Romney’s Upward Mobility. As the runner-up to Huckabee in 2008, Romney received a little over 30,000 votes. The question: how high can he/does he need to go in what’s expected to be a bigger turnout on Tuesday (if, say, 140,000 Iowans come out, that’s an extra 20,000 voters from 2008). Here’s a breakdown from the 2008:

Huckabee        40,954 34.36%

Romney           30,021 25.19%

Thompson      15,960 13.39%

McCain             15,536 13.03%

Paul                   11,841 9.93%

Giuliani            4,099 3.44%

What this says: assuming Romney loses some of that 2008 following (because: (a) he’s not the same social conservative he was four years ago and (b) those same voters have plenty of options in Santorum, Gingrich, Paul, Perry and Bachmann), there are still 15,000 votes to be had from the McCain/Giuliani faction– and let’s assume they’re interested in (a) a more moderate Republican and (b) electability, which is Romney’s strong suit. Suppose Romney manages to haul in, say, 40,000 votes. That’s 28% of a 140,000 electorate – perhaps enough to carry the day (the lowest-percentage Iowa winner: Bob Dole, with 26% in 1996).

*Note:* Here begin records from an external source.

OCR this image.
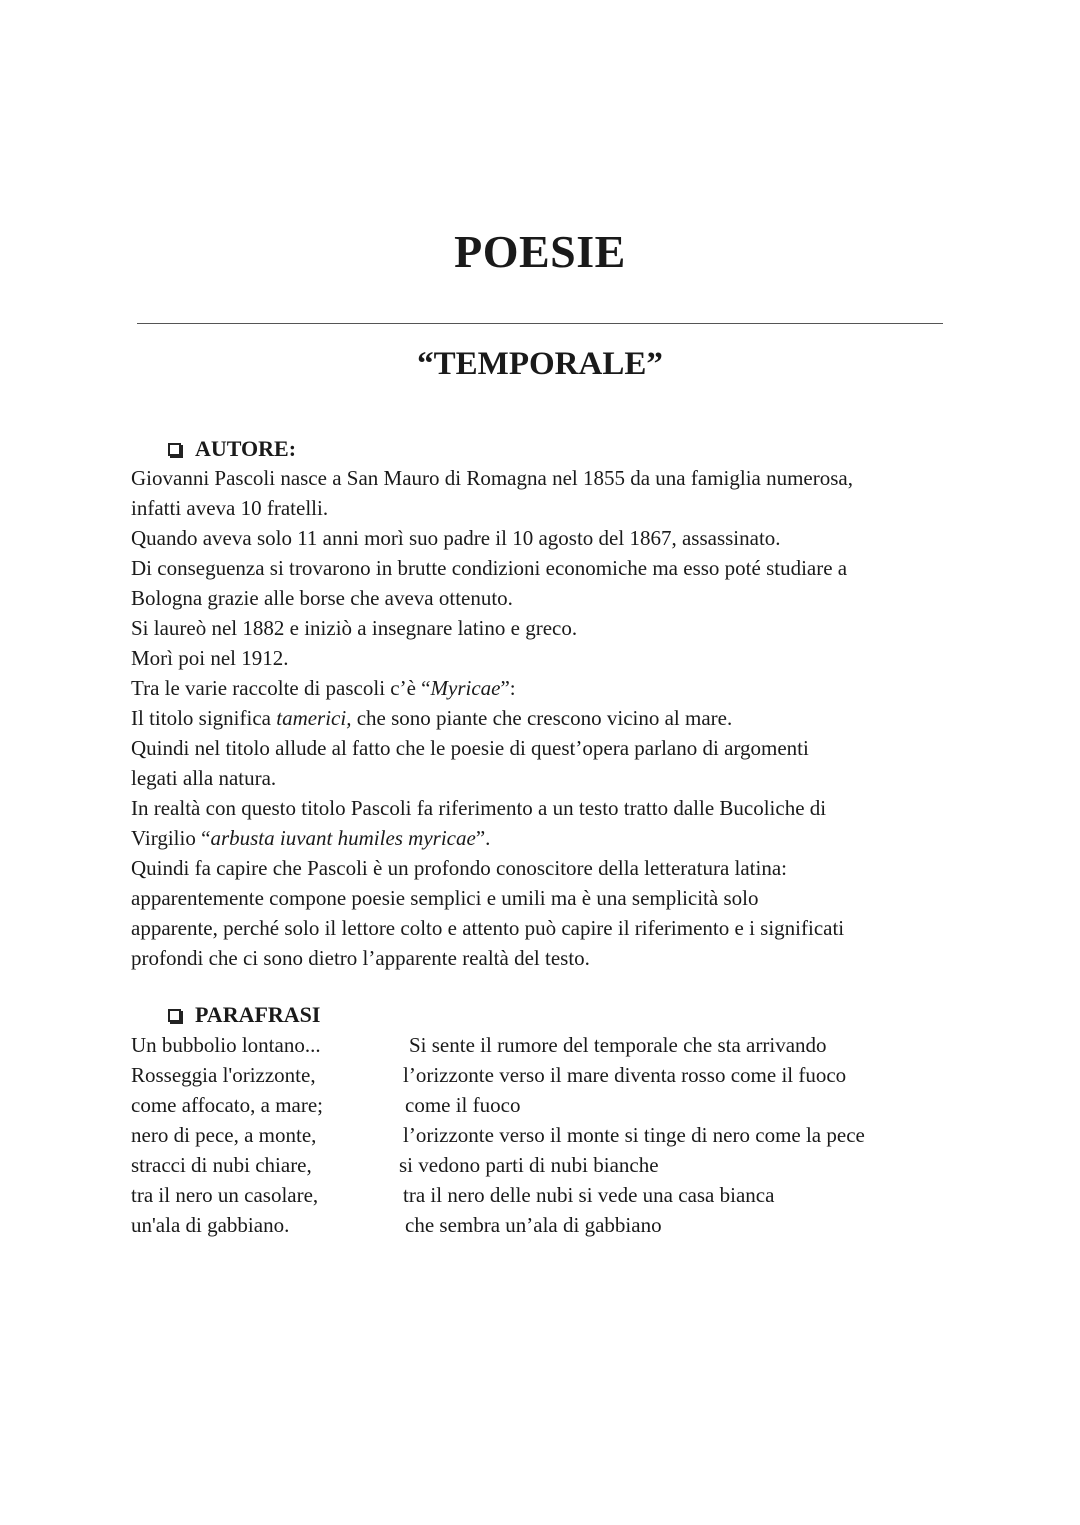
POESIE
“TEMPORALE”
AUTORE:

Giovanni Pascoli nasce a San Mauro di Romagna nel 1855 da una famiglia numerosa,

infatti aveva 10 fratelli.

Quando aveva solo 11 anni morì suo padre il 10 agosto del 1867, assassinato.

Di conseguenza si trovarono in brutte condizioni economiche ma esso poté studiare a

Bologna grazie alle borse che aveva ottenuto.

Si laureò nel 1882 e iniziò a insegnare latino e greco.

Morì poi nel 1912.

Tra le varie raccolte di pascoli c’è “Myricae”:

Il titolo significa tamerici, che sono piante che crescono vicino al mare.

Quindi nel titolo allude al fatto che le poesie di quest’opera parlano di argomenti

legati alla natura.

In realtà con questo titolo Pascoli fa riferimento a un testo tratto dalle Bucoliche di

Virgilio “arbusta iuvant humiles myricae”.

Quindi fa capire che Pascoli è un profondo conoscitore della letteratura latina:

apparentemente compone poesie semplici e umili ma è una semplicità solo

apparente, perché solo il lettore colto e attento può capire il riferimento e i significati

profondi che ci sono dietro l’apparente realtà del testo.

PARAFRASI
Un bubbolio lontano...
Rosseggia l'orizzonte,
come affocato, a mare;
nero di pece, a monte,
stracci di nubi chiare,
tra il nero un casolare,
un'ala di gabbiano.
Si sente il rumore del temporale che sta arrivando
l’orizzonte verso il mare diventa rosso come il fuoco
come il fuoco
l’orizzonte verso il monte si tinge di nero come la pece
si vedono parti di nubi bianche
tra il nero delle nubi si vede una casa bianca
che sembra un’ala di gabbiano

The Ghosts of Texans Past. In each of the last five “open” Republican presidential races (no GOP incumbent in the White House), a Texan has sought the nomination – a testament to the emergence of Texas as a deep-red state. But there’s been a fine line between winning and losing – “don’t mess with Texas”, as opposed to “Texas mess.”  Bush pere et fils each won the GOP nomination. John Connally, former Texas governor, had the opposite experience when he ran in 1980: $11 million spent, all of one delegate.  The same misfortune befell former Texas Sen. Phil Gramm (like Connally, a party-switcher) in 1996:  $25 million spent, 10 delegates earned. And Perry’s fate? A weekend article in Politico featured political consultants at their reptilian worst: anonymous finger-pointing, throwing colleagues under the Perry campaign bus.  Perry brought in a Texas contingent for a last-minute push in Iowa, the goal being a third-place finish; he’s on a plane to South Carolina once that voting’s over, bypassing New Hampshire for the state where he kicked off his campaign.

Paul, on the Road to . . . Lake Jackson? Speaking of Texas, that’s where Ron Paul was this past weekend – not in Iowa, not scurrying for votes, but back in his home congressional district (his hometown in Lake Jackson, about an hour’s drive south from Houston). From his controversial foreign policy stances to the novel idea of raising money via online gamers taking part in Dungeoneers, Paul’s campaign is a daily departure from the accepted norm. Conventional wisdom dictates that every Republican candidate will spend the last 48 hours in Iowa in a frenzied scramble for undecideds. Not so with the Paul campaign.

Think they know something the rest of us don’t?